Delaying care for serious symptoms can be harmful to your health.
At the height of the COVID-19 pandemic and subsequent shelter-in-place orders, many people were understandably wary of leaving their homes, even to seek needed medical care.
However, delaying care — whether it’s going in for regular checkups, getting preventive tests and screenings, or taking steps to manage a long-term or chronic condition — can have serious health consequences. And ignoring symptoms of more serious medical issues, such as signs of a heart attack or stroke, can be life-threatening or can lead to serious health complications.
In the early months of the pandemic (between March and May 2020), for example, fewer patients were getting care for strokes, according to a study published by the Kaiser Permanente Division of Research in Northern California in August 2020. A similar trend was found for patients experiencing heart attack symptoms during the spring 2020 COVID-19 surge.
In response, Kaiser Permanente redoubled its efforts, sending emails and letters directly to members and putting messages on kp.org to encourage patients to immediately call 911 or go to the nearest emergency room if they have stroke symptoms.
Kaiser Permanente wasn’t the only organization spreading this message. Health care organizations such as the American Heart Association started public health campaigns encouraging patients to not delay care for serious issues. Media coverage warned of the dangers of not getting needed care.
These collective efforts have paid off, a follow-up study, released in June 2021, shows.
“This study suggests that we were successful in our efforts to reassure patients that it was important to leave their homes and seek emergency care and that they could do so safely,” said the study’s lead author Matthew D. Solomon, MD, PhD, a cardiologist for The Permanente Medical Group and a physician researcher with the Kaiser Permanente Division of Research in Northern California.

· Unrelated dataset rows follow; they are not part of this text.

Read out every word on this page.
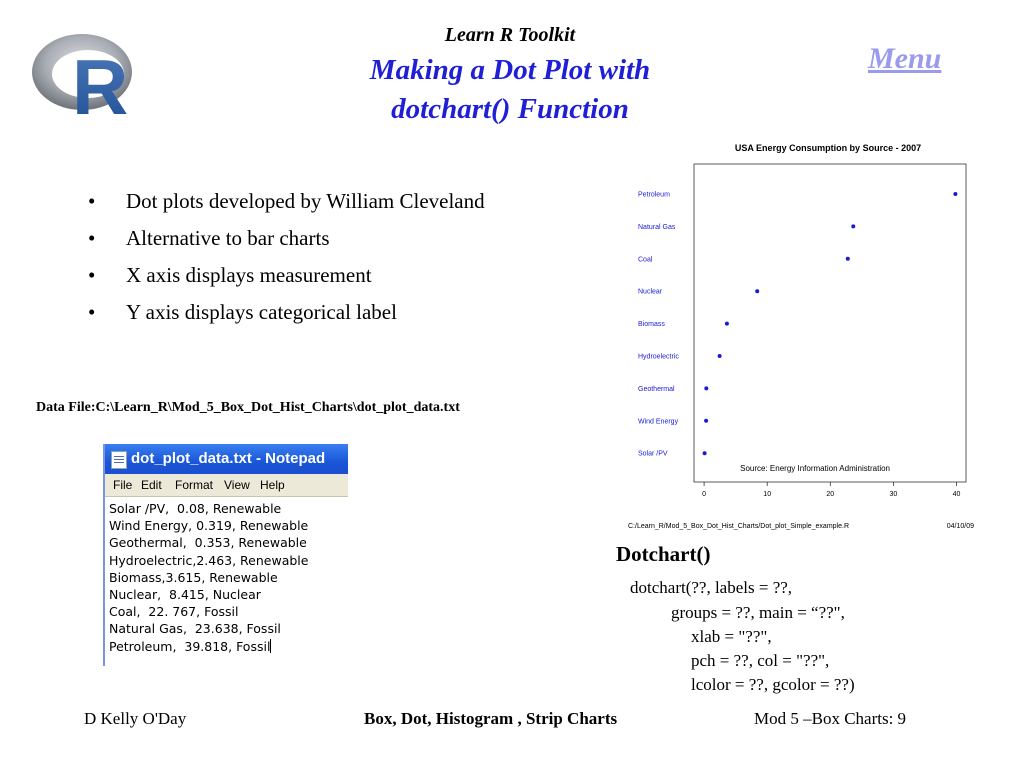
R
Learn R Toolkit
Making a Dot Plot with
dotchart() Function
Menu
• Dot plots developed by William Cleveland
• Alternative to bar charts
• X axis displays measurement
• Y axis displays categorical label
Data File:C:\Learn_R\Mod_5_Box_Dot_Hist_Charts\dot_plot_data.txt
dot_plot_data.txt - Notepad
File Edit Format View Help
Solar /PV,  0.08, Renewable
Wind Energy, 0.319, Renewable
Geothermal,  0.353, Renewable
Hydroelectric,2.463, Renewable
Biomass,3.615, Renewable
Nuclear,  8.415, Nuclear
Coal,  22. 767, Fossil
Natural Gas,  23.638, Fossil
Petroleum,  39.818, Fossil
USA Energy Consumption by Source - 2007
Petroleum
Natural Gas
Coal
Nuclear
Biomass
Hydroelectric
Geothermal
Wind Energy
Solar /PV
0	10	20	30	40
Source: Energy Information Administration
C:/Learn_R/Mod_5_Box_Dot_Hist_Charts/Dot_plot_Simple_example.R	04/10/09
Dotchart()
dotchart(??, labels = ??,
groups = ??, main = “??",
xlab = "??",
pch = ??, col = "??",
lcolor = ??, gcolor = ??)
D Kelly O'Day	Box, Dot, Histogram , Strip Charts	Mod 5 –Box Charts: 9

Throughout the pandemic, Kaiser Permanente has been dedicated to keeping our facilities open and accessible so that our doctors and care teams can safely provide safe, high-quality care to our members. To prevent the spread of COVID-19, we expanded our rigorous safety practices in alignment with public health guidelines. These practices include:
We also worked to help our members understand when telehealth might be an appropriate option. It’s important to come into our facilities when experiencing serious symptoms, such as those associated with a heart attack or stroke, but for nonemergency needs, telehealth allows members to seek care from the comfort and safety of their own homes.
During the pandemic, many members embraced telehealth for the first time: In 2020, Kaiser Permanente members took part in 28 times more video visits than in all of 2019.
“Kaiser Permanente is uniquely positioned to seamlessly blend virtual and in-person care to support total health,” said Arthur M. Southam, MD, executive vice president of health plan operations. “While virtual care will continue to be a safe, high-quality choice for our members post-pandemic, we want to remind them that they have options in how to seek care. With Kaiser Permanente, these options ensure they receive the right care, at the right time, in the right place.”